Rewilding is as much about an internal journey as it is about the impact we have on the world around us. When we talk about rewilding we are typically talking about restoring natural cycles and natural function within a landscape. But rewilding can also refer to the process of finding our own inner connection to the wilder, natural world. 

In a garden, we can do both. We can plan and plant in such a way that wildlife is welcomed, and we are working with nature rather than fighting it. 

We can also find ways within ourselves to feel our connection to the world around us. We can get back in touch with our true selves, embracing our nature as animals and as part of the connected whole.


Spend More Time Outdoors

Spending more time out in our gardens, or in other outdoor spaces can profoundly change the way we feel about and view the world around us.

In any project, whether it is a journey to explore ways to live better and have a positive impact on the ecosystems we inhabit, or a journey of self-discovery and self-improvement, it can take time. 

The more time you spend outdoors, the more connected you can feel to the natural world. And the better equipped you will be to take on projects to improve things with plants and wildlife in your area.


Observe and Interact

Of course, while spending time outdoors, you can also learn huge amounts about and from the natural world around you. Looking, listening, smelling, tasting, touching... you can begin to truly understand the area where you live – perhaps in new and different ways. 

Observation is a crucial step in understanding the most effective course for landscape rewilding too. It helps us gather the information relating to sunlight, shade, wind, water and soil that we require to develop the best designs and strategies for our gardens, wherever we live. 
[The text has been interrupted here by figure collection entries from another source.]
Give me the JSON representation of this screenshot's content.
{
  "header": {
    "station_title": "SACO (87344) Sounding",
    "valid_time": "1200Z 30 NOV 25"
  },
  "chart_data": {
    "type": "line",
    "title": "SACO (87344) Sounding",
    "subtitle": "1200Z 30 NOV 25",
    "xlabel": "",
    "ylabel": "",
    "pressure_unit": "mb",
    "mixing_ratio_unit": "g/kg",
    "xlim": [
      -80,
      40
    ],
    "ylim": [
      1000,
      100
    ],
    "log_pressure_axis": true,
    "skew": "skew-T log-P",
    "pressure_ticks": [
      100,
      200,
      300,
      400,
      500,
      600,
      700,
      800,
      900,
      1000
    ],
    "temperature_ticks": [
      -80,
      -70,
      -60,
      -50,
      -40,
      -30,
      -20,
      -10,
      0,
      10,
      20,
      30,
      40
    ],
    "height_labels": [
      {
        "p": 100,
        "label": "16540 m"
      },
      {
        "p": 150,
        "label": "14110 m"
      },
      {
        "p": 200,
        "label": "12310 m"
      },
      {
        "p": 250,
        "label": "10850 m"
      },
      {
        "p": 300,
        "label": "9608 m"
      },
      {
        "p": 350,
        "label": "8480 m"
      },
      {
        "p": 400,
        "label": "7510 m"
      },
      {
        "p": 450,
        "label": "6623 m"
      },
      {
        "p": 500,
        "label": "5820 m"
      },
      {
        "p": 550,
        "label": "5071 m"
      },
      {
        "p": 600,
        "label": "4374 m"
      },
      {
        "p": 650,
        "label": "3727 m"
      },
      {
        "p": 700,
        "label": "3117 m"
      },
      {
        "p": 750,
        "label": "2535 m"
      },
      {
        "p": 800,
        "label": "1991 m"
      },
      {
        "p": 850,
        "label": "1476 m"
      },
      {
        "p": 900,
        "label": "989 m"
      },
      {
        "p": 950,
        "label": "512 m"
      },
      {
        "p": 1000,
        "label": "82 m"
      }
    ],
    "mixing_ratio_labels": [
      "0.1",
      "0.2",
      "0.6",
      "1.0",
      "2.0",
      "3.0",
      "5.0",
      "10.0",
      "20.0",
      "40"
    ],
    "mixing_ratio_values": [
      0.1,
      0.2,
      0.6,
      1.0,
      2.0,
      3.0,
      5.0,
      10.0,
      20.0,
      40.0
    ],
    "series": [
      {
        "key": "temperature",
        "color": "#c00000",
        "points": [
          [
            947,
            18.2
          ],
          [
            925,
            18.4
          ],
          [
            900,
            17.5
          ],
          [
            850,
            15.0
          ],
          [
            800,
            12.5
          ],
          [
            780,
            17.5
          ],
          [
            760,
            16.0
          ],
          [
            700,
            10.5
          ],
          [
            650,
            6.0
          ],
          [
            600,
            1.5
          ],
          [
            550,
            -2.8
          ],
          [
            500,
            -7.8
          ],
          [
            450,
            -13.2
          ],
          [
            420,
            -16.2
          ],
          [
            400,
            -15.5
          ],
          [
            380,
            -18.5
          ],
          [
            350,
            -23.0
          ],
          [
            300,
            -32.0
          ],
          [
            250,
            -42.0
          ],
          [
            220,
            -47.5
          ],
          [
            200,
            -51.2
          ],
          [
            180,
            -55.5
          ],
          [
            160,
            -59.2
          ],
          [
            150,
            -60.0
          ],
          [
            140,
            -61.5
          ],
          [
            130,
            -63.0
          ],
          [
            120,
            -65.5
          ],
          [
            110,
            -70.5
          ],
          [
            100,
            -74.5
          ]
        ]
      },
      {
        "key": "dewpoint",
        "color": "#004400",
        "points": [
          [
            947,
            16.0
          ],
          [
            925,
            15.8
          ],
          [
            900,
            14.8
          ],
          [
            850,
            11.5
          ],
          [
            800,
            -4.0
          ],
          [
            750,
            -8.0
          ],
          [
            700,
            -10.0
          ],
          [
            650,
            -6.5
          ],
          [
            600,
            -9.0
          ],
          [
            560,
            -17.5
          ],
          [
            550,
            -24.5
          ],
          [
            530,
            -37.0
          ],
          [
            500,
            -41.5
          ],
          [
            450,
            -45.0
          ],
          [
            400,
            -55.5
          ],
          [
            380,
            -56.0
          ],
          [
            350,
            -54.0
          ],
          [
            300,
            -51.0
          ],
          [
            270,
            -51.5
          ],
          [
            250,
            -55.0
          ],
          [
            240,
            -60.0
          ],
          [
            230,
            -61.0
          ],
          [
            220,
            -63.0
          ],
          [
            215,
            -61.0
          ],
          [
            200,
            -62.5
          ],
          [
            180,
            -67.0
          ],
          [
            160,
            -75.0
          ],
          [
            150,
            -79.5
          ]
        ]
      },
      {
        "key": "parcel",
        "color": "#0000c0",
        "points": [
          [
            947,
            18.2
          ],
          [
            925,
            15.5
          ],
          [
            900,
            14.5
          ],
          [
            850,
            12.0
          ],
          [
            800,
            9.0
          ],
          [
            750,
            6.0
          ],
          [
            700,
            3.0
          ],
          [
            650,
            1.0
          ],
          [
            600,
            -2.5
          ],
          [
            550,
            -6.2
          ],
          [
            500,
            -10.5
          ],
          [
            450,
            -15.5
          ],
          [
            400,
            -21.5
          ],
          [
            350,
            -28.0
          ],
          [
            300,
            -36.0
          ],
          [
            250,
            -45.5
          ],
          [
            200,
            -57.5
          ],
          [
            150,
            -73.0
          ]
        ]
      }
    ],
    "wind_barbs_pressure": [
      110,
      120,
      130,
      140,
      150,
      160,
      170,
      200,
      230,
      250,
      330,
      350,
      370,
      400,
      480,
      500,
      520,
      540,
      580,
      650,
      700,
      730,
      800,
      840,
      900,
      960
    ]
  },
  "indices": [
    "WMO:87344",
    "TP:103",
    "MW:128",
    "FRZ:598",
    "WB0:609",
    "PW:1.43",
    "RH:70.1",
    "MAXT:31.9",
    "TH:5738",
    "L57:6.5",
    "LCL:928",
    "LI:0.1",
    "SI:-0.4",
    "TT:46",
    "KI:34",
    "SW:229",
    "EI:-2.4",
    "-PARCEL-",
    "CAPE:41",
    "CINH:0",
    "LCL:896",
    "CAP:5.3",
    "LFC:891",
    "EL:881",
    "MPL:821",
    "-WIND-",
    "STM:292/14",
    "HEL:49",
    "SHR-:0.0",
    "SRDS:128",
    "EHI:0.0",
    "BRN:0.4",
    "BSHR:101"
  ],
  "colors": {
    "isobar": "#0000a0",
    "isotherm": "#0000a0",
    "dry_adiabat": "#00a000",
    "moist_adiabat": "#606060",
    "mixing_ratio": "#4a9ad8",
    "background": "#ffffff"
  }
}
Sometimes, rewilding can involve active strategies. For example we might build earthworks to manage water on a property, create a wildlife pond, plant native trees or make a diverse hedgerow or meadow planting scheme... 

But sometimes, thoughtful observation and just sitting back and letting nature take its course can be the right way to go. Often, in rewilding, less is more.


Grow and Eat With the Seasons

The modern world can often leave us feeling somewhat disconnected from the natural flow of the year, and the seasons where we live. 

But growing your own in your garden, however small, can help you to recognise the feel the little and large seasonal changes and daily rhythms. And return to a 'wilder' way where you live and eat according to the changes through the year, becoming more in tune with your own body and mind, and feeling their connection to the wider, wilder world around you.